当方の場合は自然や森羅万象について、創作活動を通して何かしら理解したいという考えの一環でした。その中で興味をもった黄金比率はフィボナッチ級数を経てマンデルブロー集合、カオスに通じていますが、数学的アプローチは当方が求めている事とズレてきます。今後も引き続き抽象的ながら本質的なテーマの下創作し、自分自身が良いと評価できればそれでOKと考えています。

基本フォーマット例

基本フォーマットのひとつです。いくつか必要性を感じたフォーマットを作成しテンプレートとして実制作に生かします。


まとめ

黄金比率は数学的・概念的な美しさ。その本質は連続性。見た目のスタイリングとは別(個人的見解)。黄金比対数螺旋は精緻化の必要がない曲線だが、デザイン制作現場には向かない。

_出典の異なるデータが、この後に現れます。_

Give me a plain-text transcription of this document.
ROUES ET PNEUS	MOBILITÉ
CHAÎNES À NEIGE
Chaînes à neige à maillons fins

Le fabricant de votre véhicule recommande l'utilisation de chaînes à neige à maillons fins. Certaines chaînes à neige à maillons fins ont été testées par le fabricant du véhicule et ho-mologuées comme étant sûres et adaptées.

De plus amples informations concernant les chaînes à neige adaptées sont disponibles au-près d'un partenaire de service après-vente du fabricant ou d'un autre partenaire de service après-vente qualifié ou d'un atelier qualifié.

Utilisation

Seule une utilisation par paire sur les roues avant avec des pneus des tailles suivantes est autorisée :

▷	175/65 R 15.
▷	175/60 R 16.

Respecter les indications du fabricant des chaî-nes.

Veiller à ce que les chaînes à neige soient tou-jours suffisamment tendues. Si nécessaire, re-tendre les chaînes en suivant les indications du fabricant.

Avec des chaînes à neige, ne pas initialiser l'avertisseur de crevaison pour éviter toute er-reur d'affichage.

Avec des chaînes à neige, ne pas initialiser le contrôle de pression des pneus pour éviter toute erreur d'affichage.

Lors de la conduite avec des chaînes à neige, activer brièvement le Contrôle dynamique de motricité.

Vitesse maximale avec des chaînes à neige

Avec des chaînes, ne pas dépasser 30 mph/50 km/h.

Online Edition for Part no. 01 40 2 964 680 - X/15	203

当項目、ほぼ前記事の繰り返しです。ところで当方では1:1.6180339…という黄金比率はさほど積極的に使いません。一方1:1.236067…という比率は気軽に使います。黄金比率の流れにある比率ですが1/4の整数比を見ているのかもしれません。125%は常用しています。「黄金比率は自然界に存在する」とよく言われます。動植物の成長に内在している比率ということなのでしょう。故に「理屈を超えた本質的な美しさを感じる(…はず)」といったところでしょうか。有名なひまわりの種の構造も黄金比対数螺旋で再現できます。黄金比率はファジーな感じかもしれません。
個人的には黄金比率について、数学的・概念的にはカオスに通じ、古代ギリシャ人も抱いたであろう美しさとロマンを感じます。しかしそれがビジュアルデザインやスタイリングにそのまま当てはまるかというと、色々あって「どうかなぁ?」という感じです。経験的に単純な整数比の方がカッチリ見え、感覚と眼力を頼りに精緻化していくと厳密な黄金比率から離れるし。現実的には重力も作用しており、長方形の縦型・横型では比率が違って見えるはずです。東京スター銀行のシンボルマークは正方形の枠ではありません。正方形に見えるよう視覚補正した長方形です。デザイナーはその辺の視覚補正をやって当然です。
とはいえ黄金比率を探求した制作をして参ります。ロゴと言い表すとデザインですが、ビジネスを離れると無駄な概念を極限まで削ぎ落し本質を追求したアートです。一般世間はそのように捉えませんが。究極的には自然界にはない真円に行きつきます。日の丸です。

※当ページの一部コンテンツは別のWEBサイトにアップしています。PV0のサイトに違うペンネームで潜ませています。念のため。